Although numerous blood tests are often performed on patients prone to DIC, the important measures are: full blood count (especially the platelet count), fibrin degradation products or D-dimer tests (markers of fibrinolysis), bleeding time and fibrinogen levels. Decreased platelets, elevated FDPs or D-dimers, prolonged bleeding time and decreased fibrinogen are markers of DIC. In general;

  • The diagnosis of DIC is suggested when the appropriate clinical picture (hemorrhage and thrombosis with end-organ dysfunction) is accompanied by lab evidence of procoagulant activation, fibrinolytic activation, and inhibitor consumption.
  • Thrombocytopenia is an almost universal finding.
  • The peripheral smear will reveal schistocytes and RBC (red blood cell) fragments in ~ 50%, and the absence of schistocytes does not rule out DIC. Most patients will have a mild reticulocytosis and leukocytosis, as well as thrombocytopenia with an increased population of young platelets (due to increased destruction and turnover).

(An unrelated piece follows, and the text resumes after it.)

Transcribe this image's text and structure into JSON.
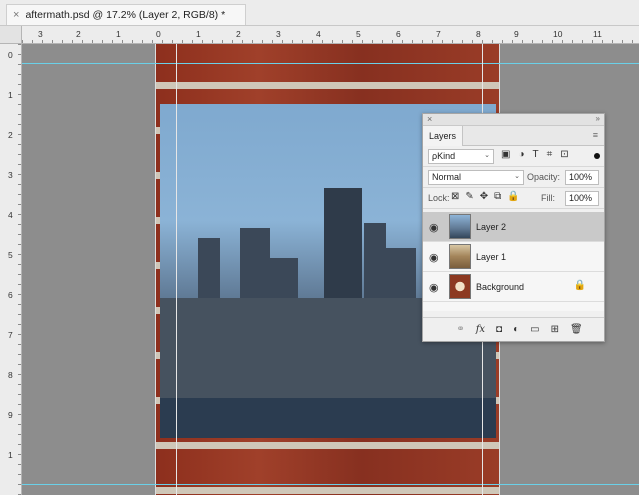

Pathologically, early signs include platelet-rich microthrombi, which are then replaced by fibrin-rich microthrombi.

  • Although one would think that the PT and PTT (prothrombin time and partial thromboplastin time) should uniformly be elevated in DIC, this is not the case, with up to 50% of patients having normal values (due to higher circulating levels of clotting factors such as factor Xa and thrombin).
  • Fibrin and fibrinogen degradation products, however, are elevated in 80 – 100% of patients.
    • High FDPs, however, are not specific and can be elevated in any state associated with elevated plasmin levels such as PE/DVT (pulmonary embolism/deep vein thrombosis), liver or renal disease, in patients s/p (status post) surgery, and in women on oral contraceptives.
  • The D-dimer, however, is specific for the presence of fibrin degradation, and is thought to be more sensitive and specific for DIC.
  • Antithrombin levels have become a key test for diagnosing and monitoring therapy in DIC.
    • With thrombin activation, antithrombin is also activated, forming thrombin – antithrombin complexes --> reduced AT levels.
  • The main differential is TTP-HUS (thrombotic thrombocytopenic purpura-hemolytic uremic syndrome), which is associated primarily with thrombocytopenia, and minimal effects on fibrin degradation.
    • The PT and PTT in TTP – HUS are therefore usually normal, and there is little evidence of fibrinolysis and inhibitor consumption.